I only flew twice before 9/11 and don’t remember much about the security aspect but me and my brother were very young. My brother was about to have a birthday and we asked if we could go and meet the pilots in the cockpit and soon enough all the kids on the flight were taking it in turns to go up. We only had about a minute in there so I didn’t get a chance to take it in but I remember being amazed. I just wish I’d had longer to take it in properly because I’ll never get to be in a cockpit of a commercial airliner whilst in the air again.

fuzzymoomin · 12/09/2021 00:42

I flew often as a child and remember regularly being invited to see inside the cockpit, I was fascinated by all of the buttons!

Tooembarrassingtomention · 12/09/2021 00:49

@WayneBruce

Yes, a word with the air steward would sometimes get a visit. The door to the pilots wasn't locked and often swung open when the pilots got lunch etc brought in. This has made me think. Are pilots allowed out on a longhall flight anymore?
Yes, the visit their families and sometimes sleep in 1st on BA regularly
viques · 12/09/2021 00:49

@TwoleftUggs

In 2000 my mum and I flew to Amsterdam. The guy sitting over the aisle from us sat stroking a knife the whole time we were sat in the runway. It freaked us out a bit tbh, a stewardess asked him to put it away, he told her he was going to use it to cut up his apple and she left him to get on with it. A knife! It sounds bonkers now.
I always used to take a small sharp knife in my hand luggage to peel fruit. I only got stopped once, I said the the officer searching the bag after the x ray machine , “ be careful, there’s a sharp little knife in there” . He gave me a look, and a sigh and said “ I know” . Let it through though.
hufffflufff · 12/09/2021 00:51

If you were nice to the pilots they would even let you in the cockpit!! Now that was cool!

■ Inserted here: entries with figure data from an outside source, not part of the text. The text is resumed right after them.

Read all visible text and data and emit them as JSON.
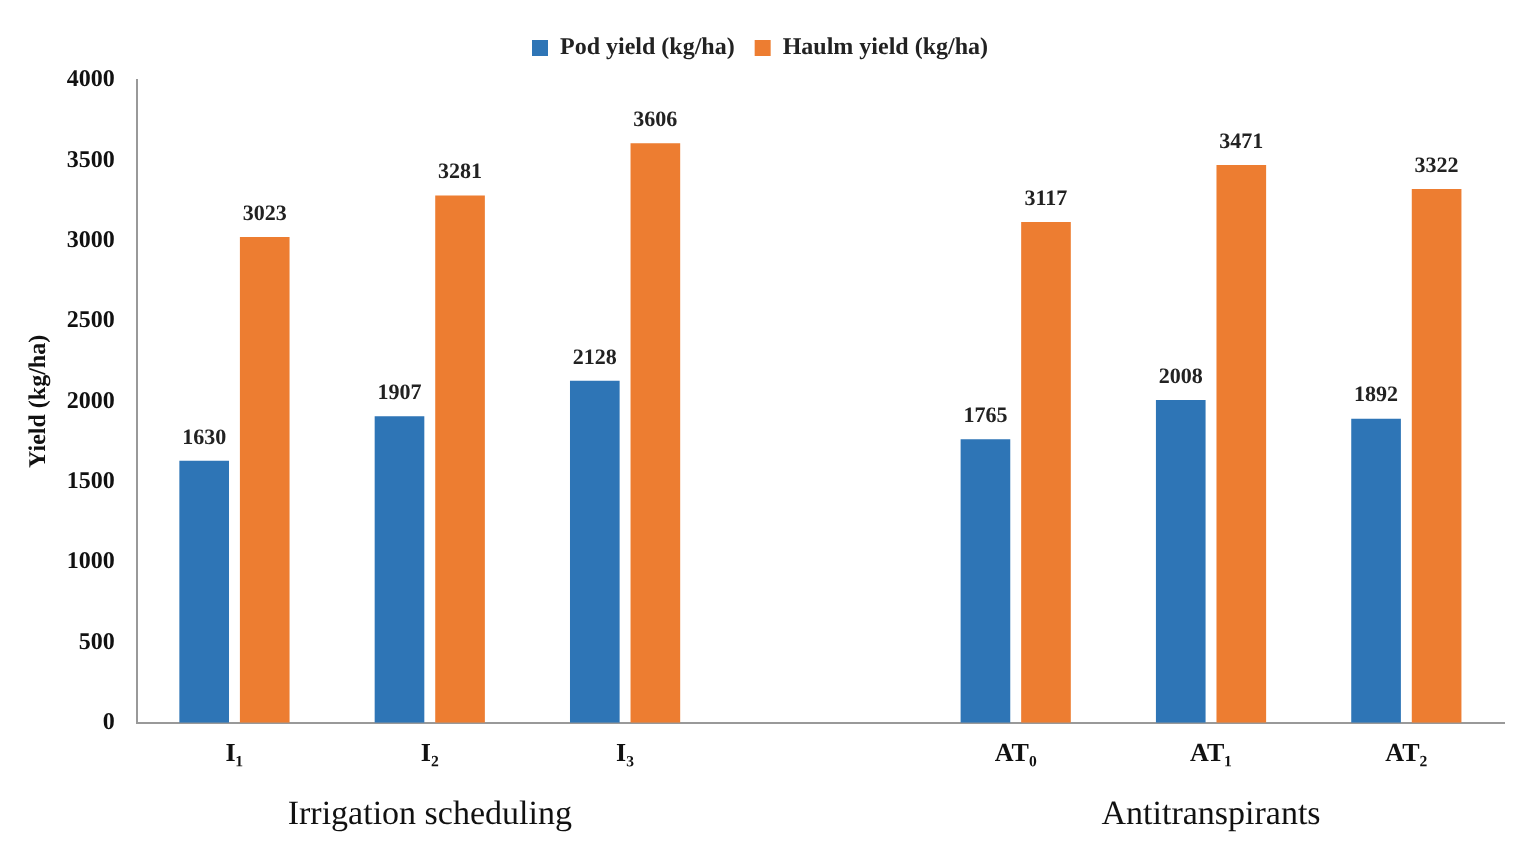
{
  "chart_data": {
    "type": "bar",
    "ylabel": "Yield (kg/ha)",
    "categories": [
      "I₁",
      "I₂",
      "I₃",
      null,
      "AT₀",
      "AT₁",
      "AT₂"
    ],
    "series": [
      {
        "name": "Pod yield (kg/ha)",
        "color": "#2e75b6",
        "values": [
          1630,
          1907,
          2128,
          null,
          1765,
          2008,
          1892
        ]
      },
      {
        "name": "Haulm yield (kg/ha)",
        "color": "#ed7d31",
        "values": [
          3023,
          3281,
          3606,
          null,
          3117,
          3471,
          3322
        ]
      }
    ],
    "ylim": [
      0,
      4000
    ],
    "yticks": [
      0,
      500,
      1000,
      1500,
      2000,
      2500,
      3000,
      3500,
      4000
    ],
    "data_labels": true,
    "legend": "top",
    "annotations": [
      "Irrigation scheduling",
      "Antitranspirants"
    ]
  }
}
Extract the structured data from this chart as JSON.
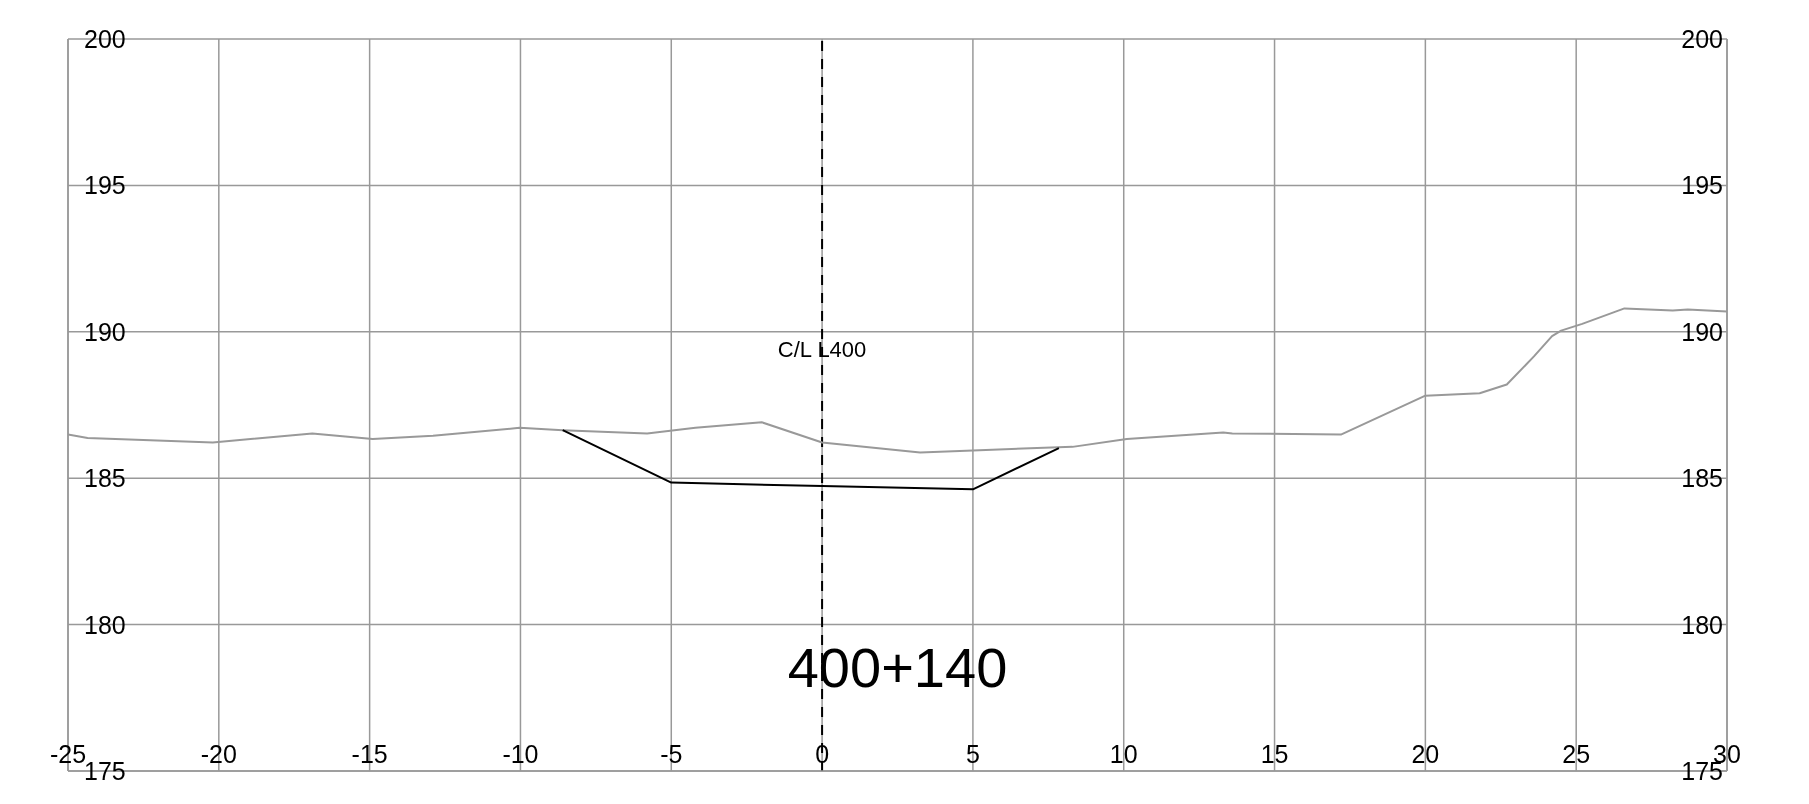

OvaHere · 12/09/2021 00:55

@Autumnleavesfalling

Used to fly a lot as a child. Was allowed in the cockpit to meet the pilot. They would show you the controls and let you press buttons etc....don't think that would happen now!
There was a plane crash caused by a pilot letting his son do that. I saw a youtube video about it. Back in the 70s or 80s I think.
notimagain · 12/09/2021 00:56

(Ex) non US airline crewmember (pilot) here whose Career spanned 9/11 and beyond..

Some with long memories will recall there were problems with highjackers pre 9/11…

As result cabin baggage was screened at that time, people walked though the detector arches most places..the 9/11 highjackers went through that process ..you need to look at the likes of the 9/11 commission report to see what went wrong there.

Prior to 9/11 deck visits were allowed, that stopped overnight,

As I recall it the whole issue of liquids ban etc came in a while later, post Richard Reid.

NCBlossom · 12/09/2021 00:56

I flew back from Israel pre 9/11 and it was a bit of a shock - fully body searches in a small room by a very stern woman!

Little did I know it was going to get a bit more like that worldwide.